Tarzan dos Macacos, romance publicado em 1912 por Edgar Rice Burroughs (1875-1950), escritor de pulp fiction, tornou-se o epítome de uma certa visão do homem ocidental e da efetiva supremacia de então. A história é conhecida: após um naufrágio ao largo da costa ocidental de África, Lorde e Lady Greystoke, aristocratas britânicos, constroem uma cabana, procurando rodear-se de um mínimo de conforto com os salvados do navio. John Clayton, nascido em plena selva, não chegará a ter memória dos pais. Será Kala, uma gorila fêmea, quem descobrirá um bebé a quem chamará Tarzan, “o de pele branca”, na sua língua simiesca… Dotado de grande inteligência, destreza física, uma força sobre-humana e um grito de guerra que atemoriza os outros animais, chegado à idade adulta, Tarzan virá a tornar-se o “rei” incontestado dos símios e, com magnanimidade, ditará a lei naquele território.

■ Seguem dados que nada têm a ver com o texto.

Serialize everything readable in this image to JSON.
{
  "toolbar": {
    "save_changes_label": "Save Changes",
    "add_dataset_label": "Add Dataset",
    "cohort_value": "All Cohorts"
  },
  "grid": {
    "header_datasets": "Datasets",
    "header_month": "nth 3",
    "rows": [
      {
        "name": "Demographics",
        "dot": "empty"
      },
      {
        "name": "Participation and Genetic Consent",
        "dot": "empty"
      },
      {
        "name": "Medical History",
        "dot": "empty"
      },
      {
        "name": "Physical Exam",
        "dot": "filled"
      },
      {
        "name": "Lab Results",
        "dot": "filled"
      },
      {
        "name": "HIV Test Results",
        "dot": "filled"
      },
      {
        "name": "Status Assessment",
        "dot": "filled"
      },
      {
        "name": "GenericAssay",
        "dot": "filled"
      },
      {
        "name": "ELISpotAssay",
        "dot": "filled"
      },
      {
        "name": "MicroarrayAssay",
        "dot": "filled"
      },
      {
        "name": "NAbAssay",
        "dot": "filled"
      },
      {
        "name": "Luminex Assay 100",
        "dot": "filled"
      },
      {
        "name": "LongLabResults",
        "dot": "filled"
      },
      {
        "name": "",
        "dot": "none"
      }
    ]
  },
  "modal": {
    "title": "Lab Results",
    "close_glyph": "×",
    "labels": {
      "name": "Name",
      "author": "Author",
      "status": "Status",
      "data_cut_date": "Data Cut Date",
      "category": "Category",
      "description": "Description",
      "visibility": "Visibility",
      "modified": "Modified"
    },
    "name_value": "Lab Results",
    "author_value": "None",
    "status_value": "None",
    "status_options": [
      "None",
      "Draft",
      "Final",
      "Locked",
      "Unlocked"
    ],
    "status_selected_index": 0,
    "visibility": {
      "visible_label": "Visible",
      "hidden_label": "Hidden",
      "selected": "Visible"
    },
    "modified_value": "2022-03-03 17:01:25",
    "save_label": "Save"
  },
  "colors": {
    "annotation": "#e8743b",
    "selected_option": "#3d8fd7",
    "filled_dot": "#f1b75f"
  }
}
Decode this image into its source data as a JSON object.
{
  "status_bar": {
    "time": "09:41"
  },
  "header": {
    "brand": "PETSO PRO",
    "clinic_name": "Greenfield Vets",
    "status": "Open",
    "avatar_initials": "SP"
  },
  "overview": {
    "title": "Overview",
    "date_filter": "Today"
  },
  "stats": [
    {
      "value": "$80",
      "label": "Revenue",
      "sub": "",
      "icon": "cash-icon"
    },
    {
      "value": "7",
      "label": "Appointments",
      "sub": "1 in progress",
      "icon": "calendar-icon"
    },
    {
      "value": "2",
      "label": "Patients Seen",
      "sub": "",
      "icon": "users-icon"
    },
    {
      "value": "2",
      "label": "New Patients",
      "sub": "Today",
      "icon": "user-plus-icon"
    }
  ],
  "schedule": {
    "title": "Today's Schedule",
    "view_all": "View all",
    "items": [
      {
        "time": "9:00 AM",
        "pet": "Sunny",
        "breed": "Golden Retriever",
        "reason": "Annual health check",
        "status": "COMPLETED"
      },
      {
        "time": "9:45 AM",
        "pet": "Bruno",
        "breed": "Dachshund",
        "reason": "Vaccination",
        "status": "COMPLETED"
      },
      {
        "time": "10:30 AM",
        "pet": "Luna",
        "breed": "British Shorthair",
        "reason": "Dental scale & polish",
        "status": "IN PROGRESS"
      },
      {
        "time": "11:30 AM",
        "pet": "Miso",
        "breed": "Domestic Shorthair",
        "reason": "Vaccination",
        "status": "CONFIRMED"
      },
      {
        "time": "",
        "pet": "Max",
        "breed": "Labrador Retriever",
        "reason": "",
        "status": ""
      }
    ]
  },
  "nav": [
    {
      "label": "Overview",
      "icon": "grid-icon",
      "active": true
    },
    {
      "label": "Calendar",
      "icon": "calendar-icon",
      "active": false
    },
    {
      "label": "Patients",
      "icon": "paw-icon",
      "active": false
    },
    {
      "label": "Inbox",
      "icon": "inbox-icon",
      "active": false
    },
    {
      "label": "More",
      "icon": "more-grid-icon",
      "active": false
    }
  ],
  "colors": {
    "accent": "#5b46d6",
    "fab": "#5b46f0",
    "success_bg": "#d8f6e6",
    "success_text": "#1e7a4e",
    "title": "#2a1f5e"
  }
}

Tarzan combina a fantasia do bom selvagem às avessas com a do fardo do homem branco, polvilhada pelas imaginosas narrativas finisseculares. Nessa medida, não estranha vê-lo em auxílio do Rei Dalon, bem-amado soberano cujo reino com cenário medievo fora tomado de assalto por dois aventureiros anglófonos, Flint e Gorrey. Se o monarca parece provir do círculo arturiano, também a Princesa Nakonia se assemelha a uma estrela de Hollywood – ingenuidades que atingem um patamar hilariante quando Tarzan se dirige aos seus num inglês impecavelmente traduzido: “Pois bem!”, exclama Tarzan, “apesar de ser uma loucura, guiar-vos-ei!” Narrativa de aventuras puras, verifica-se uma quase paragem da História quando, depois de expulsos pelo nosso herói, os dois rufias, recorrendo ao financiamento de um magnata do crime, Andol Rakka – o nome orientalizante é outro clichê –, invadem de novo o reino com uma poderosa força de guerra, composta por mercenários, blindados e aviões. Será o homem-macaco a liderar os animais da selva para o embate; os súbditos, aparentemente, parecem incapazes de defender-se por si sós…
O que há de particular interesse neste álbum é a passagem de testemunho de Hal Foster para Burne Hogarth – os dois maiores desenhadores da série –, de um domingo para o outro: 2 e 9 de maio de 1937. Foster (1892-1982), vindo da publicidade, trabalha na personagem de Burroughs durante oito anos, abandonando-a para criar o Príncipe Valente, uma das melhores bandas desenhadas de sempre; Hogarth (1911-1986) responde a um concurso aberto pela UFS com uns desenhos à maneira de Foster, sendo contratado.
Se o primeiro é um soberbo fisionomista e, conhecendo Valente, já o estamos a ver nas vinhetas do homem-macaco, Hogarth, embora ainda muito colado ao primeiro, revela um plasticidade superior no movimento e na anatomia, qualidades que levará ao máximo na adaptação da história original, em 1973.
Tarzan na Cidade do Ouro – 3.ª parte
Desenho Hal Foster e Burne Hogarth
Edição Futura, Lisboa, 1987
Capa Augusto Trigo, a partir de vinheta de Hogarth
BDTECA
Eles existem. A vida cinzenta dos jovens nos subúrbios de Paris, a falta de horizontes, a ausência de exemplo, o desengano, as estratégias de sobrevivência de quem cresce na sombra, nos lugares que preferimos não conhecer. En Falsh, t. 1 – On Est Là, trabalho soberbo de Oz e Bastien Sanchez, edição Delcourt.
A verdadeira história verídica. É o título de uma coleção humorística sobre líderes sanguinários, com textos de Bernard Swysen e o concurso de vários desenhadores: Calígula, Átila, Torquemada, Drácula, Robespierre, Hitler e agora Estaline, numa BD animalista, com o talento de Ptiluc nas imagens: o pai, sapateiro violento e alcoólico, é um rato; a mãe, uma porca; o médico, uma ave pernalta; o padre ortodoxo, um bode; o mestre-escola, um mocho, evidentemente. Estaline, nesta fábula, aparece como um rato anafado e próspero. Mais uma série que poderia ter edição portuguesa.
À maneira de Alice. Melvina é uma pré-adolescente um pouco aborrecida por nunca ser tida nem achada pelos pais nas decisões que lhe dizem respeito. O gato Octavius é o principal confidente. Numa tarde de queixumes, o bicho salta pelo telhado e Melvina, no seu encalço, é recebida por um velho afável, de longa barba branca, que a conduz a uma sala onde, tomando chá, a aguardam um raposo, um mocho e uma texuga… Melvina, de Rachele Aragno (Dargaud).